Federated Identity is basically a sort of mash-up of the things that are known about us in different contexts. When describing federated identity, its proponents often point out how drivers licences are presented to boot-strap a new relationship. But it is a category error to abstract this case to as an example of Federated ID, because while a licence might prove your identity when joining a video store, it does not persist in that relationship. Instead the individual is given a new identity: that of a video store member.
A less trivial example is your identity as an employee. When you sign on, HR might sight your driver licence to make sure they get your legal name correct. But thereafter you carry a company ID badge – your identity in that context. You do not present your driver licence to get in the door at work.
Federated Identity posits, often implicitly, that we only really need one identity. The “Identity 2.0” movement properly stresses the multiplicity of our relationships but it usually seeks to hang all relationships off one ID. The beguiling yet utopian OSCON2005 presentation by Dick Hardt shows vividly how many ways there are to be known (although Harte went a step too far when he tried to create a single, albeit fuzzy, uber identity transcending all contexts).
I favor an alternate view – that each of us actually exercises a portfolio of separate identities and that we switch between them in different contexts. This is not an academic distinction; it really makes a big difference where you draw the line on how much you need to know to set a unique identity.
I am an authorised signatory to my company’s corporate bank account. I happen to hold my personal bank account at the same institution, and thus I have two different key cards from the same bank. Technically, when I bank on behalf of my company, I exercise a different identity than when I bank for myself, even if I am in the same branch or at the same ATM. There is no “federation” between my corporate and personal identities; it is not even sensible to think in terms of my personal identity “plus” my corporate attributes when I am conducting business banking.
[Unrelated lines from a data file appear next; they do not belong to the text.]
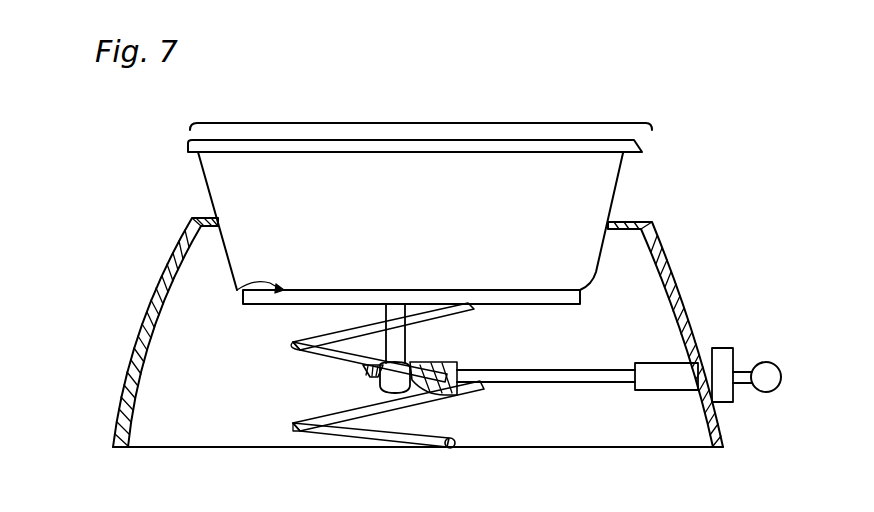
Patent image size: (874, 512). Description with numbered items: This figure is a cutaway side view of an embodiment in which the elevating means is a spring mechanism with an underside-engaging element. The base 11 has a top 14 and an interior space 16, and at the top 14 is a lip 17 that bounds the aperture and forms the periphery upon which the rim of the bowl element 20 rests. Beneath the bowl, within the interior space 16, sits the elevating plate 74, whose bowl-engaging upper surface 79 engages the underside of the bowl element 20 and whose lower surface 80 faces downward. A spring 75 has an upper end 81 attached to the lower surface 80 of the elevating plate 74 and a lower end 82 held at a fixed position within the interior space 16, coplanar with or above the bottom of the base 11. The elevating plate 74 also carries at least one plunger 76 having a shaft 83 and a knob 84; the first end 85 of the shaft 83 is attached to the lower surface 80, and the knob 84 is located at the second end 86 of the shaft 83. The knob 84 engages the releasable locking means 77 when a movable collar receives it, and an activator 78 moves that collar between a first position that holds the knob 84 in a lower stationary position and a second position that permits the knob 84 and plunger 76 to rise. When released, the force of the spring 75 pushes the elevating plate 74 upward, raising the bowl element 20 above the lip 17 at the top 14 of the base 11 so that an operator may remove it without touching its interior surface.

The base 11 is at (58, 206).
The top 14 is at (166, 222).
The interior space 16 is at (218, 406).
The lip 17 is at (205, 217).
The bowl element 20 is at (414, 123).
The elevating plate 74 is at (583, 298).
The spring 75 is at (494, 308).
The plunger 76 is at (383, 342).
The releasable locking means 77 is at (368, 376).
The activator 78 is at (553, 378).
The bowl-engaging upper surface 79 is at (236, 291).
The lower surface 80 is at (549, 305).
The upper end 81 is at (467, 320).
The lower end 82 is at (451, 436).
The shaft 83 is at (403, 342).
The knob 84 is at (397, 395).
The first end 85 is at (377, 309).
The second end 86 is at (443, 356).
After all, so much corporate law concerns separating the identity of a company’s people from the company itself. And I think this is more than a technicality too because I truly feel like a different person when I’m conducting Lockstep banking compared to personal banking. I think it’s because I am two different people.
Kim Cameron’s seminal Laws of Identity deliberately promoted the plurality of identity. Cameron included a fresh definition of digital identity as “a set of claims made by one digital subject about itself or another digital subject”. He knew that this relativist definition might be unfamiliar, admitting that it “does not jive with some widely held beliefs – for example that within a given context, identities have to be unique”.
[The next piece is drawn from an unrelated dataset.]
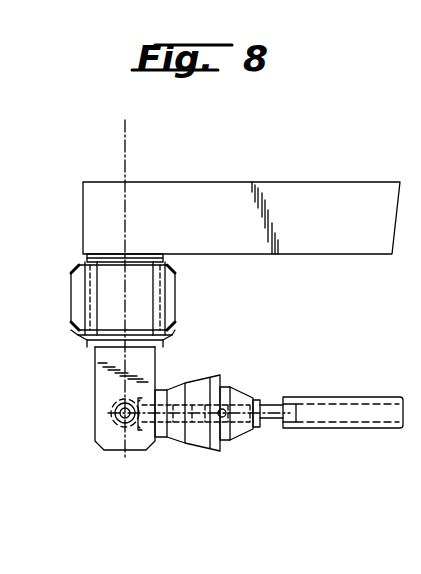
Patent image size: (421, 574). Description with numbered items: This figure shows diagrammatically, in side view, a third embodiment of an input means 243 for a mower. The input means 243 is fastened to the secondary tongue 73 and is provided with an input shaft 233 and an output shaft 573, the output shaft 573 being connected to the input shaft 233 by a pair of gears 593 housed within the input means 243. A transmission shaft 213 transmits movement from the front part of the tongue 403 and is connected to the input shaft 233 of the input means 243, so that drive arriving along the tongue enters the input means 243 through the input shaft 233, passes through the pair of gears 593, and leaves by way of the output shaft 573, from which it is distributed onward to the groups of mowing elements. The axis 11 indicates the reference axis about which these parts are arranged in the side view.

That “widely held belief” seems to be a special product of the computer age. Before the advent of “Identity Management”, we lived happily in a world of plural identities. Each of us could be by turns a citizen, an employee, a chartered professional, a customer, a bank account holder, a credit cardholder, a patient, a club member, another club official, and so on. It was seemingly only after we started getting computer accounts that it occurred to people to think in terms of one “primary” identity threading a number of secondary roles. Conventional Access Control insists on a singular authentication of who I am, followed by multiple authorisations of what I am entitled to do. This principle was laid down by computer scientists in the 1970s.
The idea that we need to establish a true identity before granting access to particular services is unhelpful to many modern online services. Consider the importance of confidentiality in “apomediation” (where people seek medical information from non technical but “expert” patients) and online psychological counselling. Few will enrol in these important new patient-managed healthcare services if they have to identify themselves before providing an alias. Instead, participants in medical social networking will feel strongly that their avatars’ identities in and of themselves are real. Likewise, in virtual worlds and in role playing online games, it’s conventional wisdom that participants can adopt distinctly different personae compared to their workaday identities.
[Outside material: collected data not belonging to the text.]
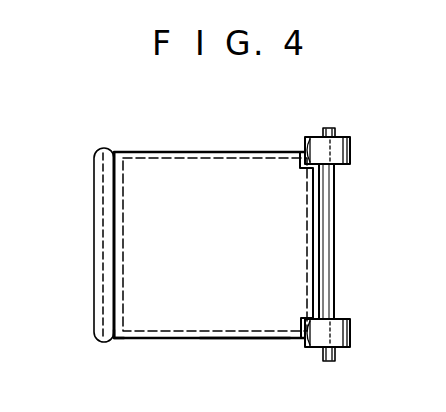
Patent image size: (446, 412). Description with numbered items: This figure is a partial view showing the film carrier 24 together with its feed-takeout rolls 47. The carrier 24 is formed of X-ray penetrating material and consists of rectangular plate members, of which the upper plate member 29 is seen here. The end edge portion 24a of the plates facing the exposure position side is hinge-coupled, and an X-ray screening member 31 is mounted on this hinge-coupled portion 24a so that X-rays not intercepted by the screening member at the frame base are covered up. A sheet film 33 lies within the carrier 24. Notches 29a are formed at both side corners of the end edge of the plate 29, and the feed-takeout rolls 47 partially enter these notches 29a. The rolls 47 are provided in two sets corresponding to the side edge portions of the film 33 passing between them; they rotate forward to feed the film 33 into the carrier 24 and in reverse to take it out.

The carrier 24 is at (174, 178).
The hinge-coupled edge portion 24a is at (120, 344).
The rectangular plate member 29 is at (242, 318).
The notch 29a is at (308, 145).
The X-ray screening member 31 is at (95, 162).
The sheet film 33 is at (242, 157).
The feed-takeout roll 47 is at (350, 143).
Despite the efforts of Kim Cameron and others, and despite the all-too-familiar experience of exercising a range of ids, the singular identity paradigm has proved hard to shake. In defiance of the plurality that features in the Laws of Identity, most federated identity formulations actually reuse identities across totally unrelated contexts, in order to conveniently hang multiple roles off the one identity.
The old paradigm also explains the surprisingly easy acceptance of biometrics. The very idea of biometric authentication plays straight into the world view that each user has one “true” identity. Yet these technologies are deeply problematic; in practice their accuracy is disappointing; worse, in the event a biometric is ever stolen, it’s impossible with any of today’s solutions to cancel and re-issue the identity. Biometrics’ overwhelming intuitive appeal must be based on an idea that what matters in all transactions is the biological person. But it’s not. In most real world transactions, the role is all that matters. Only rarely (such as when investigating fraud) do we go to the forensic extreme of knowing the person.
There are grave risks if we insist on the individual being bodily involved in routine transactions. It would make everything intrinsically linked, violating inherently and irreversibly the most fundamental privacy principle: Don’t collect personal information when it’s not required.
Why are so many people willing to embrace biometrics in spite of their risks and imperfections? It may be because we’ve been inadvertently seduced by the idea of a single identity.